Vodafone Group CEO Vittorio Colao (right) with Kumar Mangalam Birla, chairman of India's Aditya Birla Group, which owns Idea Cellular. Photo: AFP

The planned merger between two major mobile-phone service providers, Vodafone India and Idea Cellular, the latter owned by Aditya Birla Group, has cleared another hurdle with the payment of spectrum dues of 72.68 billion rupees (US$1.05 billion).

Though the two companies had earlier objected to this payment, they have now decided to pay first and then challenge, in order to avoid delays in the merger.

The $23 billion merger should soon get the final approval of the Indian Department of Telecommunications. Earlier this month, the DoT granted a conditional approval to the long-pending merger but asked for the requisite payment, Financial Express reports.

Vodafone’s dues of 39.26 billion rupees pertain to the entry fee and the auction-determined price of the start-up spectrum of 4.4 megahertz, which needs to be paid in the event a company goes for a merger or acquisition (M&A) deal.

Idea’s dues of 33.22 billion rupees are related to the one-time charge for spectrum held beyond 4.4MHz.

Once approved, the merged entity will be India’s largest telecom operator, with total annual revenue at more than 800 billion rupees, 437 million customers, 35% subscriber market share and 39% revenue market share. Once the merger is completed, the two will remove overlapping sites, which could result in annual savings of around 20 billion rupees.
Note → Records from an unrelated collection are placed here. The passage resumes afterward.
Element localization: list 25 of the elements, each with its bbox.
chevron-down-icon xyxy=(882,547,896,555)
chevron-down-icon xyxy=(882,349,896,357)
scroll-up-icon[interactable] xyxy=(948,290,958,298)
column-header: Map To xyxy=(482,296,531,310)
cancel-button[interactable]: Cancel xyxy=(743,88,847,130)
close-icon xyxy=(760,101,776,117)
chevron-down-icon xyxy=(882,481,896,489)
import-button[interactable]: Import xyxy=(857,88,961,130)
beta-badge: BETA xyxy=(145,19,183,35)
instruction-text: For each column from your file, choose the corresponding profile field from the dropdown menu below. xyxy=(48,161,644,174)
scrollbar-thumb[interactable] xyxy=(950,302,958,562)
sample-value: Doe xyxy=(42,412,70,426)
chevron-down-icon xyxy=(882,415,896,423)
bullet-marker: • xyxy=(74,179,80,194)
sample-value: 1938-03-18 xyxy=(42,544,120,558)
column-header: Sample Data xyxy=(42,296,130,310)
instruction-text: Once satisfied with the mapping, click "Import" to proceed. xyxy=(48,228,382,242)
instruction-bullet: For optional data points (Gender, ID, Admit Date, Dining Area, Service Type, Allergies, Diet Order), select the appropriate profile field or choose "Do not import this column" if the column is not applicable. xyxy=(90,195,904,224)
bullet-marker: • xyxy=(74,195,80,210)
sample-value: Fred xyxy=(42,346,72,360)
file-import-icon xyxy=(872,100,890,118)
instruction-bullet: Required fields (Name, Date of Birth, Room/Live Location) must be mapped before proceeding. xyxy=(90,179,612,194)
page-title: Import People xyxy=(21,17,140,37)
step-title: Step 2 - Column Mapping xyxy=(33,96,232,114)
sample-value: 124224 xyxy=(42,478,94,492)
However, a combined debt of 1.07 trillion rupees for the merged entity is a cause for concern, and analysts fear it could hamper its expansion plans.

There are also fears of job losses as the merged entity will look to save costs, eliminate duplication and improve efficiency. Employees with a poor performance record or job profiles that appear to be the same in the two companies are at higher risk.